Kulanthaivel, Anand 12 1900 (has links)
Indiana University-Purdue University Indianapolis (IUPUI) / Autoimmune Hepatitis (AIH), an incurable chronic condition of unknown cause where the body attacks its own liver, is a rare disease, with a current diagnosed worldwide prevalence of < 150,000. Inadequately treated, AIH can cause progressive liver damage and ultimately liver failure. A wide variety of symptoms are associated with AIH including severe fatigue, joint pain, depression, anxiety, and insomnia. While precision medicine’s genomics has attempted to shed light on the disease, other non-molecular “-omics” approaches can be taken in studying AIH patients, who often utilize social media to gather information from other patients or care providers to apply to their own AIH disease course.
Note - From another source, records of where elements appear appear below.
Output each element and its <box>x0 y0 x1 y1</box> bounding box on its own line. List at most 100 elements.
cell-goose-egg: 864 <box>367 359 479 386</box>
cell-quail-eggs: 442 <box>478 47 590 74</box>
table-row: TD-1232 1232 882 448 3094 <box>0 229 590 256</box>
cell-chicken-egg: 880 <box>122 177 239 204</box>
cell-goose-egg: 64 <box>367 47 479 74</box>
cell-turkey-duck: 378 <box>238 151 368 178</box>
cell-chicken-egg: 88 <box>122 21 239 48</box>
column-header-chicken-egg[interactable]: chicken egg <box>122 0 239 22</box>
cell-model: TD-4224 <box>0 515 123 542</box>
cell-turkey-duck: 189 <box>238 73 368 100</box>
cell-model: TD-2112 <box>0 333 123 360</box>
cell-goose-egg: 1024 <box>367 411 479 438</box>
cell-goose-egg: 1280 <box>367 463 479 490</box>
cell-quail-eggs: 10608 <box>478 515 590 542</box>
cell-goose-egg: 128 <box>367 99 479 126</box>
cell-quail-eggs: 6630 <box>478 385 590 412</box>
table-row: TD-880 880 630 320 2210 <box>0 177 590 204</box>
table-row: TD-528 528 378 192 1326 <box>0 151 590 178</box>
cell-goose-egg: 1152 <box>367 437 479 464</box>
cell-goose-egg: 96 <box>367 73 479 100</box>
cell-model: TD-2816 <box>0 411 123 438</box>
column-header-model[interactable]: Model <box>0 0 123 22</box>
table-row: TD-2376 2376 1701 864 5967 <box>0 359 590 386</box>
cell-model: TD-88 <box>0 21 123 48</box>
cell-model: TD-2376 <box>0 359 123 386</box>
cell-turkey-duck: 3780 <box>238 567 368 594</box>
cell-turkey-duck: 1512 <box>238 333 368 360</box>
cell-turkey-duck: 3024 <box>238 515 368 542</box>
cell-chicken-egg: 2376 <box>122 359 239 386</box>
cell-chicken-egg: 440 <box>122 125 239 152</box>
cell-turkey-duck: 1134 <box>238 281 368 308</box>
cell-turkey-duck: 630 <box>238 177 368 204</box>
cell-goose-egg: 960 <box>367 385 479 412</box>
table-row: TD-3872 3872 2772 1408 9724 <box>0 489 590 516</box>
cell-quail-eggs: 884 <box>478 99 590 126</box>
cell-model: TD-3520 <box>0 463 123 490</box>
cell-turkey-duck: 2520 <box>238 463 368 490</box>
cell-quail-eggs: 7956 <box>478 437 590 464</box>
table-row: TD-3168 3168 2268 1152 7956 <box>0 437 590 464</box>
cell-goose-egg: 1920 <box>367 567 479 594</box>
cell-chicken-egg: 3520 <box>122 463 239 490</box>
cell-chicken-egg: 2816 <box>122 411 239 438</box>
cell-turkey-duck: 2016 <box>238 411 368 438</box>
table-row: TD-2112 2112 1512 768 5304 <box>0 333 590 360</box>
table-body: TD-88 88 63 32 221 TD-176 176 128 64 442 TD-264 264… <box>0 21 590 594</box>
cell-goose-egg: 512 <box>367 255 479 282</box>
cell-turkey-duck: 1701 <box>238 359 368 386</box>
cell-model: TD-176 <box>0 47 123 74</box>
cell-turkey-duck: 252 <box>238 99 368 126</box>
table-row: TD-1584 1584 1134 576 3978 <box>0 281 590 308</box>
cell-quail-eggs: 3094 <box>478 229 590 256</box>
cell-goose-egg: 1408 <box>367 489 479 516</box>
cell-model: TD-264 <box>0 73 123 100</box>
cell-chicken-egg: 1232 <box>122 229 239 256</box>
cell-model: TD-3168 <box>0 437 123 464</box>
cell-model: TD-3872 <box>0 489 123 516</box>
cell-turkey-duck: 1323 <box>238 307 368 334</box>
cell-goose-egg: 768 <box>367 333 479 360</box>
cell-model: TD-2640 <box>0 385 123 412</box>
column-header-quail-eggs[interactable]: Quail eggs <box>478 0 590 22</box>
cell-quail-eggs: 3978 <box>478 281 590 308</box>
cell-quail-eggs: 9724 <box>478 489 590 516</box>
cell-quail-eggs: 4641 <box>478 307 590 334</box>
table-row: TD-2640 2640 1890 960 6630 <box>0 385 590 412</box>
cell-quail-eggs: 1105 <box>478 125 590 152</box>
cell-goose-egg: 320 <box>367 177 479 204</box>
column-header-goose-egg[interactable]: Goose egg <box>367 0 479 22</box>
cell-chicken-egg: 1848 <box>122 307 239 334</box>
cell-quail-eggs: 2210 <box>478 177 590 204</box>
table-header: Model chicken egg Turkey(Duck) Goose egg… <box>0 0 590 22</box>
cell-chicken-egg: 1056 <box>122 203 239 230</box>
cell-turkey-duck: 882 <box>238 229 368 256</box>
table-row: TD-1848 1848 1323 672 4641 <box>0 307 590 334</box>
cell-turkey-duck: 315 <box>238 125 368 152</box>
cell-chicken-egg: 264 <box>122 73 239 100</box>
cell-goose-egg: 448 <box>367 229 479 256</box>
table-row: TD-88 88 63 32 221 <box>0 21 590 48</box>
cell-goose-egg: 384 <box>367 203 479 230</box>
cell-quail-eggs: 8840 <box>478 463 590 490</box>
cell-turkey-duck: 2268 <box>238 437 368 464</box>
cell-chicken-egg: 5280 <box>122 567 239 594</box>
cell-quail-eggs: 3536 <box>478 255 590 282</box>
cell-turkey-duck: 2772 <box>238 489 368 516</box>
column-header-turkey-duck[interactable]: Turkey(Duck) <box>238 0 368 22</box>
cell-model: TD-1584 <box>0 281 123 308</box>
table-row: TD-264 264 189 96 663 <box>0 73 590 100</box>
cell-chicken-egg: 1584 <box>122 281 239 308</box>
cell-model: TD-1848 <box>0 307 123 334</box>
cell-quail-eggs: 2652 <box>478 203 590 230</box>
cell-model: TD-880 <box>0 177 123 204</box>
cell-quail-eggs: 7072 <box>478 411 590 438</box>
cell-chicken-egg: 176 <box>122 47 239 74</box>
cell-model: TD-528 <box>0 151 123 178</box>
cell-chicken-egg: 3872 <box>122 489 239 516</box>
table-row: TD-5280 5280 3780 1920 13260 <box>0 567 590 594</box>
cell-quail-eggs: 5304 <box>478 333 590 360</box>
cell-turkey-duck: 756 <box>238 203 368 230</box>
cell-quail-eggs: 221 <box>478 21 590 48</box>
It is proposed that these patient-generated social mediomes can create self-report health records for patients – and facets of their lives - otherwise unreachable by conventional research. In this feasibility study, I examined in an exploratory fashion the social mediome of a large (N > 1000) gathering of AIH patients and caregivers as present on a Facebook Group to determine the potential of mining various types health-related user information. The following types of information were mined, with feasible indicating a reliability of F >= 0.670: 1) Types of health information shared and structures of information sharing (Feasible) 2) Types and directionality of support provided by and to users (Portions feasible) 3) Clinical factors (AIH-related and otherwise) disclosed by users a. Medication intake (Feasible) b. Signs and symptoms (including pain and injury) and diagnosed comorbidities (Portions feasible) c. Results of disease monitoring blood tests (Portions feasible) 4) Contextual (non-clinical; environmental; social) factors disclosed by users (Detection of which type of factor discussed occasionally feasible). The resulting knowledge is required to adequately describe the disease not only clinically, but also environmentally and socially, and will form part of the basis for future disease studies.